Component Definition¶

#[pyclass]
pub struct Experiment {
    pub experiment: PyObject,
    pub registries: CardRegistries,
    pub hardware_queue: Option<HardwareQueue>,
    uid: String,
    artifact_key: ArtifactKey,
}

Core Responsibilities¶

Experiment Lifecycle Management
Creation and initialization of experiments
Support for parent/child experiment relationships
Proper cleanup and resource management
Context manager support (__enter__/__exit__)
Hardware Monitoring
Optional hardware metrics collection
Background metric collection through HardwareQueue
Automatic cleanup of monitoring resources
Artifact Management
Code extraction and storage
File encryption/decryption
Support for single and multiple artifact logging
Path normalization and validation
Metric and Parameter Logging
Synchronous metric logging
Parameter logging with type safety
Batch logging support
Timestamp and step tracking

Key Methods¶

Constructor¶

pub fn new(
    py: Python,
    experiment: PyObject,
    registries: CardRegistries,
    log_hardware: bool,
    code_dir: Option<PathBuf>,
    experiment_uid: String,
) -> PyResult<Self>

Core Operations¶

fn create_experiment<'py>(
    py: Python<'py>,
    space: Option<&str>,
    name: Option<&str>,
    registries: &mut CardRegistries,
    subexperiment: bool,
) -> PyResult<(Bound<'py, PyAny>, String)>

fn load_experiment<'py>(
    py: Python<'py>,
    experiment_uid: &str,
    registries: &mut CardRegistries,
) -> PyResult<Bound<'py, PyAny>>

Logging Methods¶

pub fn log_metric(
    &self,
    name: String,
    value: f64,
    step: Option<i32>,
    timestamp: Option<i64>,
    created_at: Option<DateTime<Utc>>,
) -> PyResult<()>

pub fn log_artifact(&self, path: PathBuf) -> PyResult<()>

Dependencies¶

External Crates
pyo3: Python bindings
chrono: Time management
tokio: Async runtime
tracing: Logging and instrumentation
Internal Components
HardwareQueue: Hardware metric collection
CardRegistries: Registry management
OpsmlRegistry: Registry operations
ExperimentCard: Experiment metadata

Error Handling¶

Uses PyResult for Python integration
Custom error types:
ExperimentError
OpsmlError
Debug logging for error tracking

Thread Safety¶

Uses Arc for shared ownership
Safe background task management
Proper resource cleanup

Python Integration¶

Exposed Methods¶

# Creation
start_experiment(space=None, name=None, code_dir=None, log_hardware=False, experiment_uid=None)

# Logging
log_metric(name, value, step=None, timestamp=None, created_at=None)
log_metrics(metrics)
log_parameter(name, value)
log_parameters(parameters)
log_artifact(path)
log_artifacts(path)

Context Manager Support¶

The recommended way to use the Experiment class is through the start_experiment function, which returns an instance of Experiment.

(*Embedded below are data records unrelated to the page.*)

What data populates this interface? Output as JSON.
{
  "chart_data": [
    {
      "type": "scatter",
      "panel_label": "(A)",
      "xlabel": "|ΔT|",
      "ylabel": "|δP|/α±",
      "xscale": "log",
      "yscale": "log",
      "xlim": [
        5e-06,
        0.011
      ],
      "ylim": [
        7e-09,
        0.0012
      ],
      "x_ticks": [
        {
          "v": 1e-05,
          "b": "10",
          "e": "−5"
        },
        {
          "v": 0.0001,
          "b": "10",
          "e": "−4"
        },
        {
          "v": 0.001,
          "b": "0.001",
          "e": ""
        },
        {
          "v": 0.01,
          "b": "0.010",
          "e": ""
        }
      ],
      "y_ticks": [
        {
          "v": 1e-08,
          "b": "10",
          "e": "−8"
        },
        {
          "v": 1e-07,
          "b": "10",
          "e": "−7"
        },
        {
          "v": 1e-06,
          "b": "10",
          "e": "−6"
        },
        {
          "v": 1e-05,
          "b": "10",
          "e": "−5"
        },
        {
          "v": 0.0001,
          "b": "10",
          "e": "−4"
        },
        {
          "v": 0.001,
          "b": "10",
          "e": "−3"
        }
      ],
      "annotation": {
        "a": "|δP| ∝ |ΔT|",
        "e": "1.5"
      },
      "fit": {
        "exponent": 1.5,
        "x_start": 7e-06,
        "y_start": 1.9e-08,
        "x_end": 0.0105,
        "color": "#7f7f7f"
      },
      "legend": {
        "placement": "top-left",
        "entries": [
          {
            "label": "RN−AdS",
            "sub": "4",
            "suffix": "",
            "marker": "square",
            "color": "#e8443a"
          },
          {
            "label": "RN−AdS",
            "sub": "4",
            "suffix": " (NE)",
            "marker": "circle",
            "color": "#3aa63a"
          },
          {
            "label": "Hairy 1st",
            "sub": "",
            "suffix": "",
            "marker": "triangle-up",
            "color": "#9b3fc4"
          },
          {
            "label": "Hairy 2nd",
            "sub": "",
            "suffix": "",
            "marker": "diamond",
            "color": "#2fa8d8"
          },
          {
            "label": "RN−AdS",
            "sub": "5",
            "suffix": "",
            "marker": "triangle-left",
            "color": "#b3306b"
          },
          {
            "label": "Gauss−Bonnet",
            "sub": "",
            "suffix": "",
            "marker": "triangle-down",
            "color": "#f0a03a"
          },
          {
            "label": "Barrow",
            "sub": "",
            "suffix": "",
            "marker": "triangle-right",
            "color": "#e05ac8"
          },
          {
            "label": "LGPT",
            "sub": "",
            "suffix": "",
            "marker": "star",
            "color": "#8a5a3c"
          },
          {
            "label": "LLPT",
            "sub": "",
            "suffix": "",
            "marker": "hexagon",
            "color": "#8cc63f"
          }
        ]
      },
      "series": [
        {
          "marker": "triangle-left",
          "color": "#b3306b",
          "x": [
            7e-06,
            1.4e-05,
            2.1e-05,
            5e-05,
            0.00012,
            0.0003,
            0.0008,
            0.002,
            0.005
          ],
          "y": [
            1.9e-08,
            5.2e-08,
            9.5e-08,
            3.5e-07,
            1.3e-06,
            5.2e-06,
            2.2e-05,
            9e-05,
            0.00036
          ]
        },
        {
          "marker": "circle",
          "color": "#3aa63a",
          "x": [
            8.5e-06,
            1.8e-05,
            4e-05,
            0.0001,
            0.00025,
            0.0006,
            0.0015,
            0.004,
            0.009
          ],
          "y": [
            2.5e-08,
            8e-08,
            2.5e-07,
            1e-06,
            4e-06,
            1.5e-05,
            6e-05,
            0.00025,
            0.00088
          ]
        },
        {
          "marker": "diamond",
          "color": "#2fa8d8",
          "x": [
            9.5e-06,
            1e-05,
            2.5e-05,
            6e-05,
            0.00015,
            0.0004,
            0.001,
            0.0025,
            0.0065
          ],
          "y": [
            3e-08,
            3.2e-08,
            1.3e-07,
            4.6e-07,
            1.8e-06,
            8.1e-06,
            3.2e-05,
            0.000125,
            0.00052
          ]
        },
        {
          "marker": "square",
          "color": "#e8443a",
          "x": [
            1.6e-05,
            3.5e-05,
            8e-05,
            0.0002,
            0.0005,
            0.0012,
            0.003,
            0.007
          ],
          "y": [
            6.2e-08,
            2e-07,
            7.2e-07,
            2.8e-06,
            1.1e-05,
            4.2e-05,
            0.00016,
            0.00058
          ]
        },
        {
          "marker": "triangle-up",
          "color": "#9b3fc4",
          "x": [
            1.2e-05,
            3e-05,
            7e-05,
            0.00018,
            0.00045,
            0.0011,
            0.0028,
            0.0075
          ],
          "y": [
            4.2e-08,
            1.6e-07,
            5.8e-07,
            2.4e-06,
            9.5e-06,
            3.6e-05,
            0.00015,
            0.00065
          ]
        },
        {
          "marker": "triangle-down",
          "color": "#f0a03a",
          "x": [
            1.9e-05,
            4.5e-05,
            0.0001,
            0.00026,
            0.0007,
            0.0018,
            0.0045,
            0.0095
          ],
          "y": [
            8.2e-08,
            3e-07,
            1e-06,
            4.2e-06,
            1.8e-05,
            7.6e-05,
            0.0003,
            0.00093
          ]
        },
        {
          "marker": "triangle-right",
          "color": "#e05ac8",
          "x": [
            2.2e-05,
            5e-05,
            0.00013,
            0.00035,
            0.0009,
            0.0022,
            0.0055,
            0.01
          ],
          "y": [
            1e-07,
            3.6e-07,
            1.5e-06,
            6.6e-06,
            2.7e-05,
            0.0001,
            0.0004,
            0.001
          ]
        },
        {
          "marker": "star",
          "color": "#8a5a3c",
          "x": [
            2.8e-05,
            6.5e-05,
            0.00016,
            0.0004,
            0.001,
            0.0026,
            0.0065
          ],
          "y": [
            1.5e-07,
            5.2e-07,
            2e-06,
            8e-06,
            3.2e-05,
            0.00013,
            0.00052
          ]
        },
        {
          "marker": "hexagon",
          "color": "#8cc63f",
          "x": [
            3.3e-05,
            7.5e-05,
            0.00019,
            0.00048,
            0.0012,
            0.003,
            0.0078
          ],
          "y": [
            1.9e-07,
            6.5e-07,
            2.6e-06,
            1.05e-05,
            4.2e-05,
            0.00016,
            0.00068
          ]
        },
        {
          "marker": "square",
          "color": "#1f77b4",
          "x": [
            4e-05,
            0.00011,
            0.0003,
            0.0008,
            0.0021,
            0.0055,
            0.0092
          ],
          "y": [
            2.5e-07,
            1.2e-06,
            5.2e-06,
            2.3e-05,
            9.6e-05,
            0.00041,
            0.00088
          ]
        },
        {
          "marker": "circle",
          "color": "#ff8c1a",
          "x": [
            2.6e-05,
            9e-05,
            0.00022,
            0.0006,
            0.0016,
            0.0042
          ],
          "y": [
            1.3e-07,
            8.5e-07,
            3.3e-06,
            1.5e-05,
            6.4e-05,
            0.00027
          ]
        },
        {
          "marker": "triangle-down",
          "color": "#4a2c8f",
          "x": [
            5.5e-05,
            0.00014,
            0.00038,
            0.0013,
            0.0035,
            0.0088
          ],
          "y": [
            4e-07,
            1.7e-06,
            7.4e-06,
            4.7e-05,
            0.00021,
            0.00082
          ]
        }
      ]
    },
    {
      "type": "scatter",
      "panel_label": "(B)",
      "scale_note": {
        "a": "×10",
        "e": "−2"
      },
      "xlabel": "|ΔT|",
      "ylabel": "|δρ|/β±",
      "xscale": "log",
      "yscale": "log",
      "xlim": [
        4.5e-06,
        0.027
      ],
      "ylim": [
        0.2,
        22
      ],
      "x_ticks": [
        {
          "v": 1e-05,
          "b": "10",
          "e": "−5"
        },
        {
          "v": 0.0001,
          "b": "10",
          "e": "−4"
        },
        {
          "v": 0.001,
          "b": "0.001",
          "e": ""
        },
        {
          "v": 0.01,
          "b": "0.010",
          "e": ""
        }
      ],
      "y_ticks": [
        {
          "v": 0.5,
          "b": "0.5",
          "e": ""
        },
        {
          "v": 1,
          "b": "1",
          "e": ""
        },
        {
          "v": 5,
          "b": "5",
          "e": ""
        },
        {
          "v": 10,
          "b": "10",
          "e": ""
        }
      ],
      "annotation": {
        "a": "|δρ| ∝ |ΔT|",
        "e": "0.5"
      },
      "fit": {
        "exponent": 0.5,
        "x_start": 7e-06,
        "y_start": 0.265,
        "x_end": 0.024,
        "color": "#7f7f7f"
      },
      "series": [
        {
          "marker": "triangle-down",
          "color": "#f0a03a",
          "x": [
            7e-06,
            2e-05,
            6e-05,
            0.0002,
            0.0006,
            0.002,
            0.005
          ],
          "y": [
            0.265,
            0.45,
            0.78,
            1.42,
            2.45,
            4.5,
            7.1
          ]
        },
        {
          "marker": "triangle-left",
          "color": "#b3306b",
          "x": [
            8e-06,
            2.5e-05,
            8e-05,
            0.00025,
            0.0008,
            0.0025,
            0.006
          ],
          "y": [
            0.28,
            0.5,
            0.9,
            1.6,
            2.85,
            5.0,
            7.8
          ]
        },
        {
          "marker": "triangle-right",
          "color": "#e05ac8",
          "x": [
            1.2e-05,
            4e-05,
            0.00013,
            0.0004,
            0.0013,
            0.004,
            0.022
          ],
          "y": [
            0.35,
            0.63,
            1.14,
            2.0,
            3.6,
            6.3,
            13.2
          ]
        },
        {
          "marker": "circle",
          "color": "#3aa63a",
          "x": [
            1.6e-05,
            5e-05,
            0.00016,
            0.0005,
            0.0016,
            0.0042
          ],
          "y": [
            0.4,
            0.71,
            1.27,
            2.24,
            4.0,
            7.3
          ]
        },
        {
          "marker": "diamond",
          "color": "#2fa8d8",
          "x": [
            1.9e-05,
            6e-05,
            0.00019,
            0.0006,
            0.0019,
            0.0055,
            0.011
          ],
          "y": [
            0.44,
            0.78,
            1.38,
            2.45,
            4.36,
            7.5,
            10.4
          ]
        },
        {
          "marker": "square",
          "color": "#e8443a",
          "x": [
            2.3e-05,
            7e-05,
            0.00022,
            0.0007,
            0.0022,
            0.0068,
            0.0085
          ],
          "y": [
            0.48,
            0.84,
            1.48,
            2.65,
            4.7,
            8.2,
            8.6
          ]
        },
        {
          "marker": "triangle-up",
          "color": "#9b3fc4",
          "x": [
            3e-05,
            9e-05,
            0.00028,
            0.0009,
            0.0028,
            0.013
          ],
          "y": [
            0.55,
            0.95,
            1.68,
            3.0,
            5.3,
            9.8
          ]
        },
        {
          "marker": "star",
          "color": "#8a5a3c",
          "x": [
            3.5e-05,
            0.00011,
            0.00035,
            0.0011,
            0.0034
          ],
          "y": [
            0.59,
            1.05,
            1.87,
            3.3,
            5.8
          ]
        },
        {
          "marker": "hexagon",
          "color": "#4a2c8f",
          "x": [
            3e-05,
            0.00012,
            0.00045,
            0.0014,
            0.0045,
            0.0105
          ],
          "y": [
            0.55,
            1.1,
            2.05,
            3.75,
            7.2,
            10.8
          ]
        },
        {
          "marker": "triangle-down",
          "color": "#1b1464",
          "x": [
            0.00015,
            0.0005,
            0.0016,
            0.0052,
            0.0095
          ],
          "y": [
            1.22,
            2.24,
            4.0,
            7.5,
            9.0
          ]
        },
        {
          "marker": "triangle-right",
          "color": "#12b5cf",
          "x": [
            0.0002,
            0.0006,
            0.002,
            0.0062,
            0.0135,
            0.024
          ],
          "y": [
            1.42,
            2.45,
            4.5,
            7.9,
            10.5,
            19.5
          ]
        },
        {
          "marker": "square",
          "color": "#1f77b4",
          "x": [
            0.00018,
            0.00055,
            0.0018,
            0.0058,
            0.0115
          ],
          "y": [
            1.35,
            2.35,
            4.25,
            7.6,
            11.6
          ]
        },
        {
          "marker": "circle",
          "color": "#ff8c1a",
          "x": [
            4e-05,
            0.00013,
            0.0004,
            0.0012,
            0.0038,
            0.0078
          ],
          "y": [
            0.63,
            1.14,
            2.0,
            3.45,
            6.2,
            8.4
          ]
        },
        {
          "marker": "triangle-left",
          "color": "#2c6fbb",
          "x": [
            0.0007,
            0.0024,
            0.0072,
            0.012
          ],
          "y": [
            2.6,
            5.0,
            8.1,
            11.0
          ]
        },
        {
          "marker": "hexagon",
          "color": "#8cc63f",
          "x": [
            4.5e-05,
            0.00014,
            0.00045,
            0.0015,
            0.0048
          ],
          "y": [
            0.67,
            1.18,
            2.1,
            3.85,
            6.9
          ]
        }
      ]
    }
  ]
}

with start_experiment(...) as exp:
    exp.log_metric(...)

Performance Considerations¶

Memory Management
Efficient PyObject handling
Proper cleanup of resources
Minimal cloning of data
Concurrency
Background hardware monitoring
Non-blocking operations where possible
Resource sharing through Arc
File Operations
Efficient artifact handling
Proper encryption/decryption
Stream-based file operations

Future Considerations¶

Async logging operations
Enhanced hardware metrics
Improved artifact compression
Batch operation optimizations
Enhanced error recovery
Metric aggregation features

Version: 1.0
Last Updated: 2025-04-02
Component Owner: Steven Forrester